For some people, nothing can replace the joy of cracking the spine of a new book or spreading the Sunday paper across the breakfast table. But researchers hope to one day replace traditional ink and paper with electronic displays that bend and fold like paper, yet can also be erased and reused again and again. A report published today in the journal Nature moves scientists one step closer to electronic newspapers and wearable computer screens. It describes a flexible electronic ink display just three times the width of a human hair that can be viewed from almost any angle.
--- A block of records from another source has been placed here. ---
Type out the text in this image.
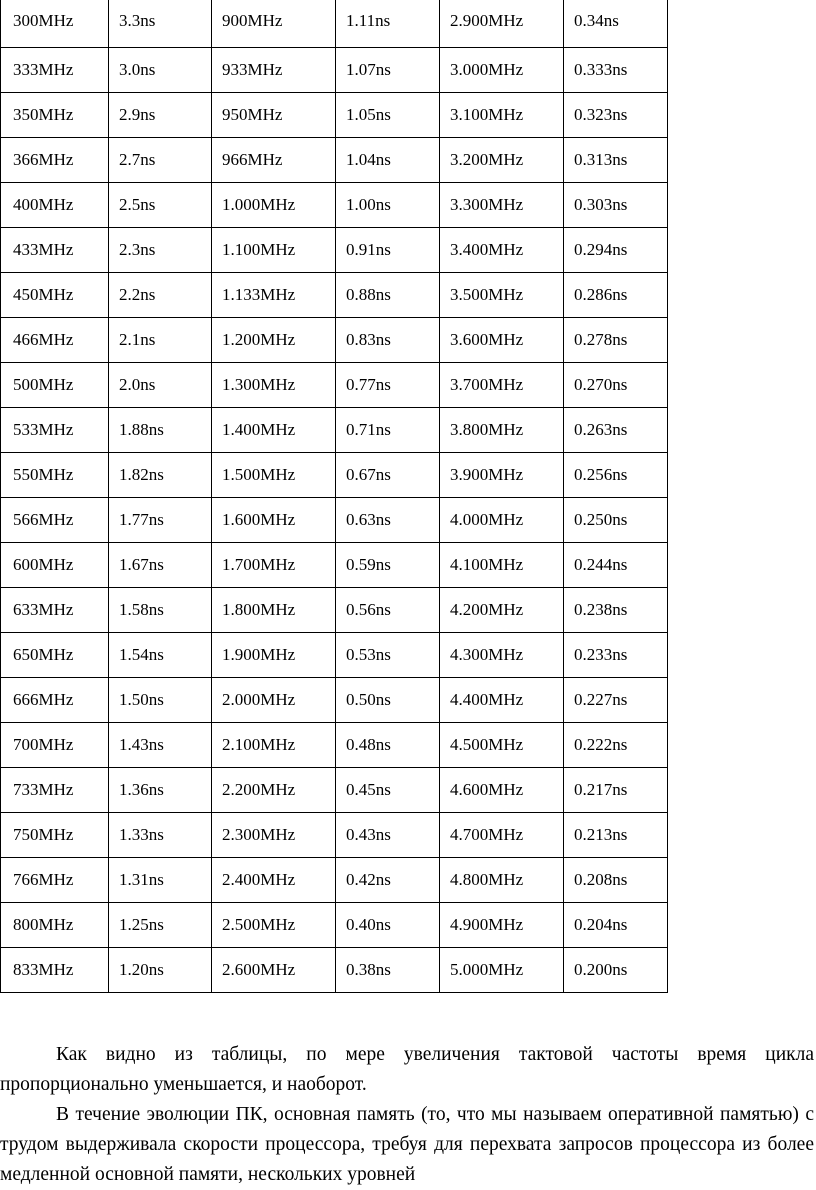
300MHz	3.3ns	900MHz	1.11ns	2.900MHz	0.34ns
333MHz	3.0ns	933MHz	1.07ns	3.000MHz	0.333ns
350MHz	2.9ns	950MHz	1.05ns	3.100MHz	0.323ns
366MHz	2.7ns	966MHz	1.04ns	3.200MHz	0.313ns
400MHz	2.5ns	1.000MHz	1.00ns	3.300MHz	0.303ns
433MHz	2.3ns	1.100MHz	0.91ns	3.400MHz	0.294ns
450MHz	2.2ns	1.133MHz	0.88ns	3.500MHz	0.286ns
466MHz	2.1ns	1.200MHz	0.83ns	3.600MHz	0.278ns
500MHz	2.0ns	1.300MHz	0.77ns	3.700MHz	0.270ns
533MHz	1.88ns	1.400MHz	0.71ns	3.800MHz	0.263ns
550MHz	1.82ns	1.500MHz	0.67ns	3.900MHz	0.256ns
566MHz	1.77ns	1.600MHz	0.63ns	4.000MHz	0.250ns
600MHz	1.67ns	1.700MHz	0.59ns	4.100MHz	0.244ns
633MHz	1.58ns	1.800MHz	0.56ns	4.200MHz	0.238ns
650MHz	1.54ns	1.900MHz	0.53ns	4.300MHz	0.233ns
666MHz	1.50ns	2.000MHz	0.50ns	4.400MHz	0.227ns
700MHz	1.43ns	2.100MHz	0.48ns	4.500MHz	0.222ns
733MHz	1.36ns	2.200MHz	0.45ns	4.600MHz	0.217ns
750MHz	1.33ns	2.300MHz	0.43ns	4.700MHz	0.213ns
766MHz	1.31ns	2.400MHz	0.42ns	4.800MHz	0.208ns
800MHz	1.25ns	2.500MHz	0.40ns	4.900MHz	0.204ns
833MHz	1.20ns	2.600MHz	0.38ns	5.000MHz	0.200ns

Как видно из таблицы, по мере увеличения тактовой частоты время цикла пропорционально уменьшается, и наоборот.

В течение эволюции ПК, основная память (то, что мы называем оперативной памятью) с трудом выдерживала скорости процессора, требуя для перехвата запросов процессора из более медленной основной памяти, нескольких уровней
The new display is comprised of a thin-film transistor (TFT) array, which can impart both positive and negative charges to different areas of its surface, and an electricity-conducting layer of clear fluid. Within this layer are millions of tiny capsules of black and white pigments that respond to charge. Thus, a negative voltage on the TFT causes white particles to move to the surface while a positive one moves black particles to the top to create the appearance of print. Yu Chen and his colleagues at E Ink Corporation report that the display can be bent 20 times and rolled into a cylinder with a diameter of 4 millimeters without compromising its performance (see image).

Changing the ink arrangement on the novel screen takes 250 milliseconds, which is sufficient for electronic paper applications but is too slow for video displays. Chen notes that most of the major technical challenges have been solved; however, it will still be several years before digital papers appear at a newsstand near you.